Remo moved into the attackers with deft, efficient movements. Some he touched lightly on the chest and neck, and they dropped hard. Others he pushed and shoved with finesse, sending the Mad Scots flying into garbage cans, walls and each other. They hit with such tremendous force they were crushed or broken beyond repair. In seconds there was nothing left living in this small corner of London except for a few cowering riot police.
The Masters of Sinanju strolled along the street, intercepting pockets of fighting that amounted to nothing more than one-sided cop beatings. Remo’s ire was rising with every murdered policeman he counted.
“You know what?” he announced. “I changed my mind again. I do care.”
He was talking to a Mad Scot whose tartan was sodden with blood. Blood oozed from his sash. Blood trickled from his skirt. It dripped from his farm boots to the ground, which was a long way down. Remo had one hand flattened against the gangbanger’s massive stomach with such force it kept him firmly pinned against the wall of a clothing store.
“Can’t breathe,” the fat Scot gasped.
“Neither can that guy. Or that guy. Or those guys in the gutter. Answer the question.”
Chiun waited in repose.
“Don’t know what yer talking—”
“Don’t be stupid. It’s a simple question and I want a simple answer. Why?”
“Why what?” the fat man gagged.
“Hands off, Yankee fucker,” ordered one of the fat Scot’s friends.
Remo wondered if the Mad Scots accepted only chronically obese members.
“Fine,” Remo snapped, and took his hands off the four-hundred-pounder, but not before giving him a little extra bit of a shove—which smashed his abdomen with force akin to being rolled over by a big truck. The four-hundred-pounder made a grotesque noise, then his body fell heavily and permanently.
“You fu—”
Remo snatched the leader of the Fat Pack by the face and held it tight—so tight the others heard the cracking of skull plates. The leader swung his crowbar and his handgun at Remo’s arm, but Remo shook him by the head with enough force to render him semiconscious. He hung, suspended by his face.
“Are any of you
“Fuck—”
Another foulmouthed fatty was on the verge of triggering his 12-gauge at Remo from ten paces away. Remo crossed the distance, flipped the gun, nudged the man’s trigger finger and returned to the fat leader before the leader fell six inches. The shotgun blast disemboweled the gunner.
“I want an answer and I don’t want to hear the word ‘fuck’ again. Got it? Now answer.” He aimed one deadly finger at the closest Fat Scot.

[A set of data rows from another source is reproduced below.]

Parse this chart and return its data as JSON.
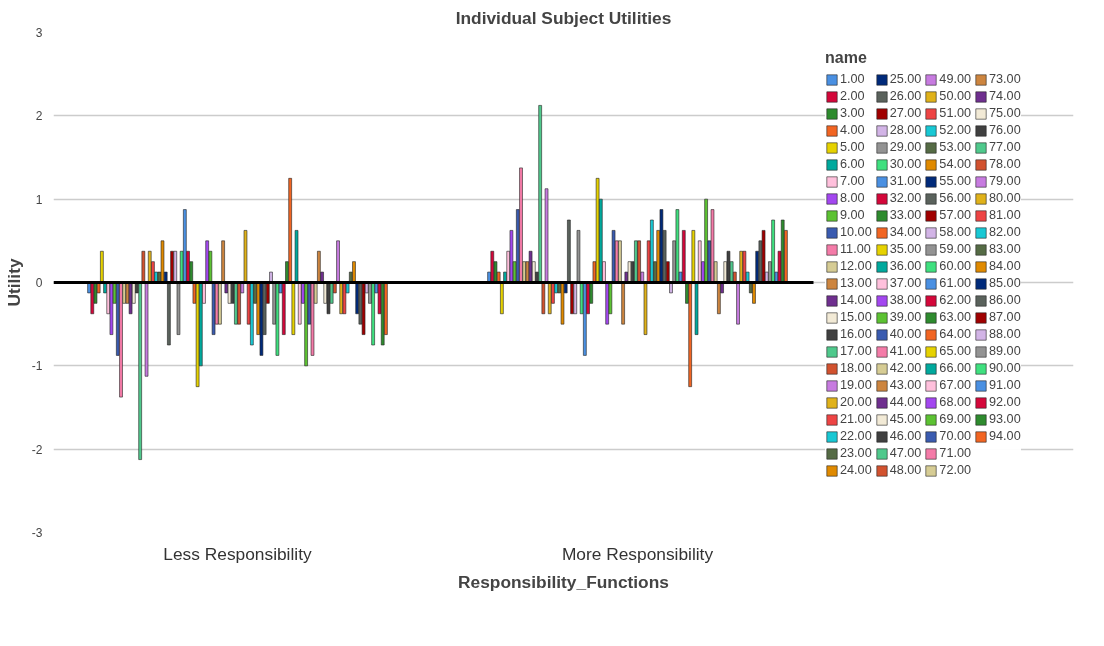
{
  "chart_data": {
    "type": "bar",
    "title": "Individual Subject Utilities",
    "xlabel": "Responsibility_Functions",
    "ylabel": "Utility",
    "legend_title": "name",
    "categories": [
      "Less Responsibility",
      "More Responsibility"
    ],
    "ylim": [
      -3,
      3
    ],
    "yticks": [
      -3,
      -2,
      -1,
      0,
      1,
      2,
      3
    ],
    "grid": "y",
    "legend": "right",
    "ref_lines": [
      {
        "axis": "y",
        "value": 0,
        "color": "#000000"
      }
    ],
    "series": [
      {
        "name": "1.00",
        "color": "#4a90e2",
        "values": [
          -0.125,
          0.125
        ]
      },
      {
        "name": "2.00",
        "color": "#d4073a",
        "values": [
          -0.375,
          0.375
        ]
      },
      {
        "name": "3.00",
        "color": "#2e8b2e",
        "values": [
          -0.25,
          0.25
        ]
      },
      {
        "name": "4.00",
        "color": "#f26522",
        "values": [
          -0.125,
          0.125
        ]
      },
      {
        "name": "5.00",
        "color": "#e6d200",
        "values": [
          0.375,
          -0.375
        ]
      },
      {
        "name": "6.00",
        "color": "#00a99d",
        "values": [
          -0.125,
          0.125
        ]
      },
      {
        "name": "7.00",
        "color": "#ffc0dc",
        "values": [
          -0.375,
          0.375
        ]
      },
      {
        "name": "8.00",
        "color": "#a347f0",
        "values": [
          -0.625,
          0.625
        ]
      },
      {
        "name": "9.00",
        "color": "#5cc232",
        "values": [
          -0.25,
          0.25
        ]
      },
      {
        "name": "10.00",
        "color": "#3a5bb0",
        "values": [
          -0.875,
          0.875
        ]
      },
      {
        "name": "11.00",
        "color": "#f47ba8",
        "values": [
          -1.375,
          1.375
        ]
      },
      {
        "name": "12.00",
        "color": "#d6cc94",
        "values": [
          -0.25,
          0.25
        ]
      },
      {
        "name": "13.00",
        "color": "#cd853f",
        "values": [
          -0.25,
          0.25
        ]
      },
      {
        "name": "14.00",
        "color": "#6f2f8f",
        "values": [
          -0.375,
          0.375
        ]
      },
      {
        "name": "15.00",
        "color": "#f2ead6",
        "values": [
          -0.25,
          0.25
        ]
      },
      {
        "name": "16.00",
        "color": "#404040",
        "values": [
          -0.125,
          0.125
        ]
      },
      {
        "name": "17.00",
        "color": "#4fc98c",
        "values": [
          -2.125,
          2.125
        ]
      },
      {
        "name": "18.00",
        "color": "#d2522f",
        "values": [
          0.375,
          -0.375
        ]
      },
      {
        "name": "19.00",
        "color": "#c77be0",
        "values": [
          -1.125,
          1.125
        ]
      },
      {
        "name": "20.00",
        "color": "#e0b21a",
        "values": [
          0.375,
          -0.375
        ]
      },
      {
        "name": "21.00",
        "color": "#ee4444",
        "values": [
          0.25,
          -0.25
        ]
      },
      {
        "name": "22.00",
        "color": "#18c8d4",
        "values": [
          0.125,
          -0.125
        ]
      },
      {
        "name": "23.00",
        "color": "#556b45",
        "values": [
          0.125,
          -0.125
        ]
      },
      {
        "name": "24.00",
        "color": "#e08a00",
        "values": [
          0.5,
          -0.5
        ]
      },
      {
        "name": "25.00",
        "color": "#002a7a",
        "values": [
          0.125,
          -0.125
        ]
      },
      {
        "name": "26.00",
        "color": "#5a625c",
        "values": [
          -0.75,
          0.75
        ]
      },
      {
        "name": "27.00",
        "color": "#a00000",
        "values": [
          0.375,
          -0.375
        ]
      },
      {
        "name": "28.00",
        "color": "#d2b4e6",
        "values": [
          0.375,
          -0.375
        ]
      },
      {
        "name": "29.00",
        "color": "#939393",
        "values": [
          -0.625,
          0.625
        ]
      },
      {
        "name": "30.00",
        "color": "#3fe07f",
        "values": [
          0.375,
          -0.375
        ]
      },
      {
        "name": "31.00",
        "color": "#4a90e2",
        "values": [
          0.875,
          -0.875
        ]
      },
      {
        "name": "32.00",
        "color": "#d4073a",
        "values": [
          0.375,
          -0.375
        ]
      },
      {
        "name": "33.00",
        "color": "#2e8b2e",
        "values": [
          0.25,
          -0.25
        ]
      },
      {
        "name": "34.00",
        "color": "#f26522",
        "values": [
          -0.25,
          0.25
        ]
      },
      {
        "name": "35.00",
        "color": "#e6d200",
        "values": [
          -1.25,
          1.25
        ]
      },
      {
        "name": "36.00",
        "color": "#00a99d",
        "values": [
          -1.0,
          1.0
        ]
      },
      {
        "name": "37.00",
        "color": "#ffc0dc",
        "values": [
          -0.25,
          0.25
        ]
      },
      {
        "name": "38.00",
        "color": "#a347f0",
        "values": [
          0.5,
          -0.5
        ]
      },
      {
        "name": "39.00",
        "color": "#5cc232",
        "values": [
          0.375,
          -0.375
        ]
      },
      {
        "name": "40.00",
        "color": "#3a5bb0",
        "values": [
          -0.625,
          0.625
        ]
      },
      {
        "name": "41.00",
        "color": "#f47ba8",
        "values": [
          -0.5,
          0.5
        ]
      },
      {
        "name": "42.00",
        "color": "#d6cc94",
        "values": [
          -0.5,
          0.5
        ]
      },
      {
        "name": "43.00",
        "color": "#cd853f",
        "values": [
          0.5,
          -0.5
        ]
      },
      {
        "name": "44.00",
        "color": "#6f2f8f",
        "values": [
          -0.125,
          0.125
        ]
      },
      {
        "name": "45.00",
        "color": "#f2ead6",
        "values": [
          -0.25,
          0.25
        ]
      },
      {
        "name": "46.00",
        "color": "#404040",
        "values": [
          -0.25,
          0.25
        ]
      },
      {
        "name": "47.00",
        "color": "#4fc98c",
        "values": [
          -0.5,
          0.5
        ]
      },
      {
        "name": "48.00",
        "color": "#d2522f",
        "values": [
          -0.5,
          0.5
        ]
      },
      {
        "name": "49.00",
        "color": "#c77be0",
        "values": [
          -0.125,
          0.125
        ]
      },
      {
        "name": "50.00",
        "color": "#e0b21a",
        "values": [
          0.625,
          -0.625
        ]
      },
      {
        "name": "51.00",
        "color": "#ee4444",
        "values": [
          -0.5,
          0.5
        ]
      },
      {
        "name": "52.00",
        "color": "#18c8d4",
        "values": [
          -0.75,
          0.75
        ]
      },
      {
        "name": "53.00",
        "color": "#556b45",
        "values": [
          -0.25,
          0.25
        ]
      },
      {
        "name": "54.00",
        "color": "#e08a00",
        "values": [
          -0.625,
          0.625
        ]
      },
      {
        "name": "55.00",
        "color": "#002a7a",
        "values": [
          -0.875,
          0.875
        ]
      },
      {
        "name": "56.00",
        "color": "#5a625c",
        "values": [
          -0.625,
          0.625
        ]
      },
      {
        "name": "57.00",
        "color": "#a00000",
        "values": [
          -0.25,
          0.25
        ]
      },
      {
        "name": "58.00",
        "color": "#d2b4e6",
        "values": [
          0.125,
          -0.125
        ]
      },
      {
        "name": "59.00",
        "color": "#939393",
        "values": [
          -0.5,
          0.5
        ]
      },
      {
        "name": "60.00",
        "color": "#3fe07f",
        "values": [
          -0.875,
          0.875
        ]
      },
      {
        "name": "61.00",
        "color": "#4a90e2",
        "values": [
          -0.125,
          0.125
        ]
      },
      {
        "name": "62.00",
        "color": "#d4073a",
        "values": [
          -0.625,
          0.625
        ]
      },
      {
        "name": "63.00",
        "color": "#2e8b2e",
        "values": [
          0.25,
          -0.25
        ]
      },
      {
        "name": "64.00",
        "color": "#f26522",
        "values": [
          1.25,
          -1.25
        ]
      },
      {
        "name": "65.00",
        "color": "#e6d200",
        "values": [
          -0.625,
          0.625
        ]
      },
      {
        "name": "66.00",
        "color": "#00a99d",
        "values": [
          0.625,
          -0.625
        ]
      },
      {
        "name": "67.00",
        "color": "#ffc0dc",
        "values": [
          -0.5,
          0.5
        ]
      },
      {
        "name": "68.00",
        "color": "#a347f0",
        "values": [
          -0.25,
          0.25
        ]
      },
      {
        "name": "69.00",
        "color": "#5cc232",
        "values": [
          -1.0,
          1.0
        ]
      },
      {
        "name": "70.00",
        "color": "#3a5bb0",
        "values": [
          -0.5,
          0.5
        ]
      },
      {
        "name": "71.00",
        "color": "#f47ba8",
        "values": [
          -0.875,
          0.875
        ]
      },
      {
        "name": "72.00",
        "color": "#d6cc94",
        "values": [
          -0.25,
          0.25
        ]
      },
      {
        "name": "73.00",
        "color": "#cd853f",
        "values": [
          0.375,
          -0.375
        ]
      },
      {
        "name": "74.00",
        "color": "#6f2f8f",
        "values": [
          0.125,
          -0.125
        ]
      },
      {
        "name": "75.00",
        "color": "#f2ead6",
        "values": [
          -0.25,
          0.25
        ]
      },
      {
        "name": "76.00",
        "color": "#404040",
        "values": [
          -0.375,
          0.375
        ]
      },
      {
        "name": "77.00",
        "color": "#4fc98c",
        "values": [
          -0.25,
          0.25
        ]
      },
      {
        "name": "78.00",
        "color": "#d2522f",
        "values": [
          -0.125,
          0.125
        ]
      },
      {
        "name": "79.00",
        "color": "#c77be0",
        "values": [
          0.5,
          -0.5
        ]
      },
      {
        "name": "80.00",
        "color": "#e0b21a",
        "values": [
          -0.375,
          0.375
        ]
      },
      {
        "name": "81.00",
        "color": "#ee4444",
        "values": [
          -0.375,
          0.375
        ]
      },
      {
        "name": "82.00",
        "color": "#18c8d4",
        "values": [
          -0.125,
          0.125
        ]
      },
      {
        "name": "83.00",
        "color": "#556b45",
        "values": [
          0.125,
          -0.125
        ]
      },
      {
        "name": "84.00",
        "color": "#e08a00",
        "values": [
          0.25,
          -0.25
        ]
      },
      {
        "name": "85.00",
        "color": "#002a7a",
        "values": [
          -0.375,
          0.375
        ]
      },
      {
        "name": "86.00",
        "color": "#5a625c",
        "values": [
          -0.5,
          0.5
        ]
      },
      {
        "name": "87.00",
        "color": "#a00000",
        "values": [
          -0.625,
          0.625
        ]
      },
      {
        "name": "88.00",
        "color": "#d2b4e6",
        "values": [
          -0.125,
          0.125
        ]
      },
      {
        "name": "89.00",
        "color": "#939393",
        "values": [
          -0.25,
          0.25
        ]
      },
      {
        "name": "90.00",
        "color": "#3fe07f",
        "values": [
          -0.75,
          0.75
        ]
      },
      {
        "name": "91.00",
        "color": "#4a90e2",
        "values": [
          -0.125,
          0.125
        ]
      },
      {
        "name": "92.00",
        "color": "#d4073a",
        "values": [
          -0.375,
          0.375
        ]
      },
      {
        "name": "93.00",
        "color": "#2e8b2e",
        "values": [
          -0.75,
          0.75
        ]
      },
      {
        "name": "94.00",
        "color": "#f26522",
        "values": [
          -0.625,
          0.625
        ]
      }
    ]
  }
}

“What’s the question?” the gangbanger stuttered.
“Why. The question is why.”
“Why what?”
The stuttering Scot was backhanded with such ferocity he never saw it coming and he never felt it hit. The others saw it. They saw the crushed head detach messily and arch into the night.
The rest of them ran but they didn’t run far. Something pummeled into them and sent them sprawling onto the bloody streets. It was the body of their huge leader.
“You. Answer,” Remo ordered the fallen leader.
Dimly aware of what was going on around him, the leader of the Fat Pack said, “We’ve been wronged. The British enslave us.”
“Not good enough.” Remo pulled him to his feet by his head and twisted it 180 degrees. “See those cops? They’re dead. You murdered them. I used to be a cop. I don’t like it when people murder cops. I especially don’t like it when they murder cops without even having a good reason. Now I want to know why.”
The leader had lost his ability to speak—or breathe or think—when his spine was twisted out of its socket. He was dumped and Remo went to the others, who were now lying paralyzed among heaps of the dead police.
“Well? Got an answer? You give me a good answer and I’ll let you live. How ’bout you? No?” Remo snapped his palm into a skull and broke it. “Next! You?”
“Uh—uh—uh—”
“If I had a dime for every time I heard that answer from a politician and/or murderer,” Remo replied acidly, and then he snapped out the killer’s lights.
“By reason of insanity!” the next man shouted.
“That I believe,” Remo answered.
“So you won’t kill us?”
“Not kill you? Crazy or not, you’re a piece-of-shit cop-killer. Bye.”
He grabbed the man off the ground and dropped him on his last surviving buddy. Dropped him hard. Dropped him with such force that the bodies could never be separated.